Cette capacité à transformer la frustration en force collective témoigne d’une maturité artistique rare. L’acteur ne se contentait pas de digérer l’échec : il en faisait le ferment d’une revanche spectaculaire. Un an plus tard, cette expérience collective préparait son retour triomphal sur la scène des César 2026, armé d’une audace nouvelle et d’une vision claire de ce qu’il voulait accomplir.

L’Hommage Qui Devient Spectacle
Ce jeudi 26 février 2026, l’Olympia découvre une facette inattendue de Benjamin Lavernhe.
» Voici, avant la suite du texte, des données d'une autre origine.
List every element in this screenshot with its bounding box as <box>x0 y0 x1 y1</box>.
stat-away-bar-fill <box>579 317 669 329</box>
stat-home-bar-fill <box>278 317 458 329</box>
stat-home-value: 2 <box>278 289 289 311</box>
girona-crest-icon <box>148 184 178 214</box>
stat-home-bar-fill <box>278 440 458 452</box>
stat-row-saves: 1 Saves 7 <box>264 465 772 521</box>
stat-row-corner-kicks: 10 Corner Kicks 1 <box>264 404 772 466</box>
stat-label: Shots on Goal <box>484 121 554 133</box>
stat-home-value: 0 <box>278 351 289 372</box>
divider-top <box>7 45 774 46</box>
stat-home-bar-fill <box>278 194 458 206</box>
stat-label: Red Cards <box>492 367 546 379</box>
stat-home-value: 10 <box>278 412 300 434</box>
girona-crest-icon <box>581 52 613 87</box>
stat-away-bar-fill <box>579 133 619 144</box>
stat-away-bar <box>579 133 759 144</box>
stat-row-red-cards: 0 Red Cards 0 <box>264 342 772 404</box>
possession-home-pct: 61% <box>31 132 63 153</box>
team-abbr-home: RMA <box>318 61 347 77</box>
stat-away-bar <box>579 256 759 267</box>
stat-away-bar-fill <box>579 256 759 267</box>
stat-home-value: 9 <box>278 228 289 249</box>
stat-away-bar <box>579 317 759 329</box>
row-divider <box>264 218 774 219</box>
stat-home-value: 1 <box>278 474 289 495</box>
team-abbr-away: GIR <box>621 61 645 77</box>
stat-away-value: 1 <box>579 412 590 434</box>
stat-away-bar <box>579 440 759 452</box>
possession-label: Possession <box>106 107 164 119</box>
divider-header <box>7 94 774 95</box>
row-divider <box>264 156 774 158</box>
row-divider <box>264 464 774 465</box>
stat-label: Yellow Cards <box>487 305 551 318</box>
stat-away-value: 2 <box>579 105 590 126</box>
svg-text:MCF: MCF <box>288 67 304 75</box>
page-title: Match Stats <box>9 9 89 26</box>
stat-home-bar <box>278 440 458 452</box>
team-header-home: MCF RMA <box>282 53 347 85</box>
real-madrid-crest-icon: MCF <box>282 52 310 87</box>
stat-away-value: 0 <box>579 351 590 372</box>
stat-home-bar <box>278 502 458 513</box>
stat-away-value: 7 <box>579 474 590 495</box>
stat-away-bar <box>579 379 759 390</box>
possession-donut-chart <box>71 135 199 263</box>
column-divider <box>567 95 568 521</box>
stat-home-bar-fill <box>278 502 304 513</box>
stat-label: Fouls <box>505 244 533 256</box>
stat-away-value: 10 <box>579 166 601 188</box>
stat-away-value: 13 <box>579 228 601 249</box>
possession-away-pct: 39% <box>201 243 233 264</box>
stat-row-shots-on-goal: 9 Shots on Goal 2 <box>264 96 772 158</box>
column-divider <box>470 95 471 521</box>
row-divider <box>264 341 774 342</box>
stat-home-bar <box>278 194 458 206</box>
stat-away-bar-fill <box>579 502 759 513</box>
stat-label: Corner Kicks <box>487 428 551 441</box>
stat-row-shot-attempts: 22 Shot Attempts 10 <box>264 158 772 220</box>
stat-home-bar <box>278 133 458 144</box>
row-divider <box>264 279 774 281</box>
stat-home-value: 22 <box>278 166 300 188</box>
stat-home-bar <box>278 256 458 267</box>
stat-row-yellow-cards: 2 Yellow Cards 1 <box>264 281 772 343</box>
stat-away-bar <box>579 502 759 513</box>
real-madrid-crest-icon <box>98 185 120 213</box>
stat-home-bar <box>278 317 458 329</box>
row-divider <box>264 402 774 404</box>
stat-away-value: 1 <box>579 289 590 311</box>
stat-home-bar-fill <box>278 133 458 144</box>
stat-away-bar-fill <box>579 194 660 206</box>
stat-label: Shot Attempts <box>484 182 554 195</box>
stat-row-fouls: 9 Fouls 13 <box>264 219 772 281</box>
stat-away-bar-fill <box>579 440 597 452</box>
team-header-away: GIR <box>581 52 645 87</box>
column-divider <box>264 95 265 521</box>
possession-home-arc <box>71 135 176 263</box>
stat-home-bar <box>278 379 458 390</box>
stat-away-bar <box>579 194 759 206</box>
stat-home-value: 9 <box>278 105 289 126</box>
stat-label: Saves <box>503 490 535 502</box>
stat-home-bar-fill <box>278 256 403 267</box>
L’acteur français s’avance pour rendre hommage à Jim Carrey, récipiendaire du César d’honneur. Sa voix chevrotante trahit une émotion sincère tandis qu’une larme perle au coin de ses yeux. Le public se laisse gagner par cette vulnérabilité apparente.
Soudain, le célèbre masque vert du film The Mask surgit sur scène. Ce basculement stratégique transforme radicalement l’atmosphère de la cérémonie. L’artefact mythique qui révéla Jim Carrey en 1994 devient l’instrument d’une métamorphose spectaculaire. Benjamin Lavernhe abandonne instantanément son émotion contenue pour une explosion d’énergie débridée.
La construction théâtrale de cette séquence révèle une maîtrise remarquable des codes du spectacle vivant. L’acteur joue délibérément sur le contraste entre fragilité et démesure, entre hommage respectueux et provocation ludique. Cette référence à la comédie déjantée qui propulsa la star américaine résonne comme un manifeste pour une nouvelle génération d’animateurs qui refusent les discours convenus.
Le masque possède ce pouvoir particulier de libérer les inhibitions et d’autoriser tous les excès. Benjamin Lavernhe s’en empare pour électriser une salle qui attend désormais une authenticité capable de transcender les numéros calibrés des cérémonies traditionnelles.